Rose and Mrs Poppet, it seems, had taken the opportunity when we were otherwise distracted, and slipped some sort of itching powder into our bloomers. That was their final flourish to our downfall. I have since learned it was labelled “garden-friendly chafing deterrent.” My sympathy to the carrots.
As I write this, Poppy and I are at something of a truce. She brought me a trifle with a little umbrella in it. I gave her a cushion embroidered with the words We Had It Coming.
We are not quite ready to forgive, but we are, at least, able to sit at the same tea table again. Very gently.
Please tell me, Aunt Agatha, is there a recognised method of surrender among female mischief-makers? Some discreet social signal that means, “Let’s never do that again, unless absolutely provoked”?
Yours in scolded sisterhood,
Clementine Beaufort-Smythe
P.S. I cannot prove that Rose named that new tomato cultivar Cherished Pink as a sly little tribute — but she did wink when I asked.
Aunt Agatha offers firm words and faint sympathy — while suggesting a far safer use for tomatoes.
Dear Clementine,
It is perhaps fortunate that I was already seated when I read your latest missive, as the image of you and Poppy, dripping wet and draped over adjacent hay bales like two well-chastised scarecrows, might have caused me to drop the tea tray.
Let me begin by offering a few faint, waterlogged congratulations.
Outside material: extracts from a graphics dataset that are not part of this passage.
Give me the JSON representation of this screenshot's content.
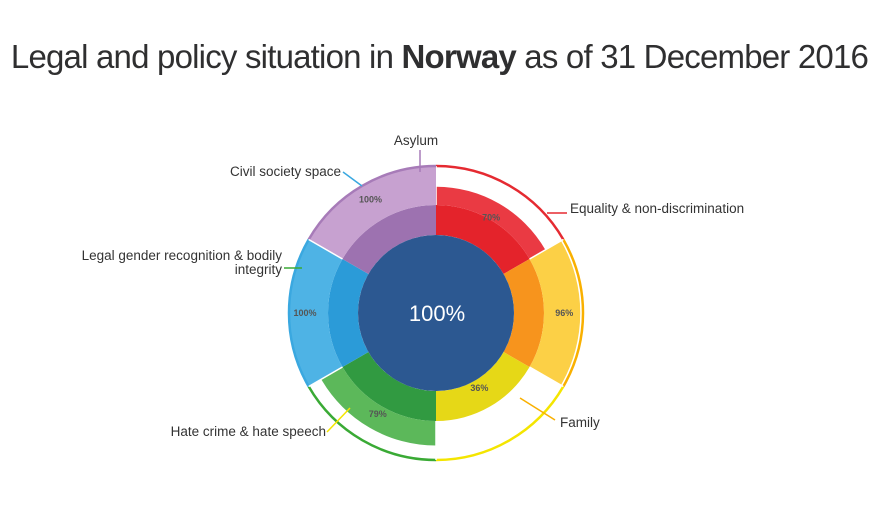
{
  "title": {
    "prefix": "Legal and policy situation in ",
    "country": "Norway",
    "suffix": " as of 31 December 2016"
  },
  "chart_data": {
    "type": "pie",
    "title": "Legal and policy situation in Norway as of 31 December 2016",
    "overall": {
      "label": "100%",
      "value": 100
    },
    "start_category": "Equality & non-discrimination",
    "direction": "clockwise",
    "categories": [
      {
        "name": "Equality & non-discrimination",
        "value": 70,
        "label": "70%",
        "color": "#e52a31",
        "inner": "#e4232b",
        "light": "#ea3a43"
      },
      {
        "name": "Family",
        "value": 96,
        "label": "96%",
        "color": "#f9b000",
        "inner": "#f7941d",
        "light": "#fcd046"
      },
      {
        "name": "Hate crime & hate speech",
        "value": 36,
        "label": "36%",
        "color": "#f4e500",
        "inner": "#e6d817",
        "light": "#f3ea3a"
      },
      {
        "name": "Legal gender recognition & bodily integrity",
        "value": 79,
        "label": "79%",
        "color": "#3aaa35",
        "inner": "#319a41",
        "light": "#5cb85a"
      },
      {
        "name": "Civil society space",
        "value": 100,
        "label": "100%",
        "color": "#3aa8e0",
        "inner": "#2b9bd8",
        "light": "#4eb3e5"
      },
      {
        "name": "Asylum",
        "value": 100,
        "label": "100%",
        "color": "#a77bb8",
        "inner": "#9d72b0",
        "light": "#c7a1d0"
      }
    ]
  }
}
First, on your admirable honesty, dampened though it may be by smugness. And second, on your evident progress in diplomacy. Sharing a trifle and a cushion may not constitute full reconciliation, but it is a start. Particularly if said trifle was handed to you gently, and not launched at you through the air.
That said, Clementine, I must once again raise an eyebrow at your approach to interpersonal resolution. If only your judgement was at the level of your devilish creativity!
I do sympathise, of course, with your itchy conclusion. That Rose and Mrs Poppet should coordinate such havoc is impressive. I would advise against antagonising either of them again, especially as they appear to have mastered both synchronised discipline and slapstick engineering.
Regarding your query: yes, there is a recognised signal of surrender among female mischief-makers. It is called adulthood. You may wish to consider dabbling in it, now and then.
But for now — do extend an olive branch to Poppy, and perhaps a tub of anti-itch cold cream.
With affection, and the mildest of smirks,
Aunt Agatha
P.S. A ‘Cherished Pink’ tomato, you say? How charming. If it proves as resilient and full of cheek as its namesake, I daresay it will be an excellent companion to the Blush Clementine rose. Though heaven help the garden if they ever cross-pollinate.
Reprinted from The Little Dithering Gazette, under strict embargo from the Duchess of Larkswood’s personal archive.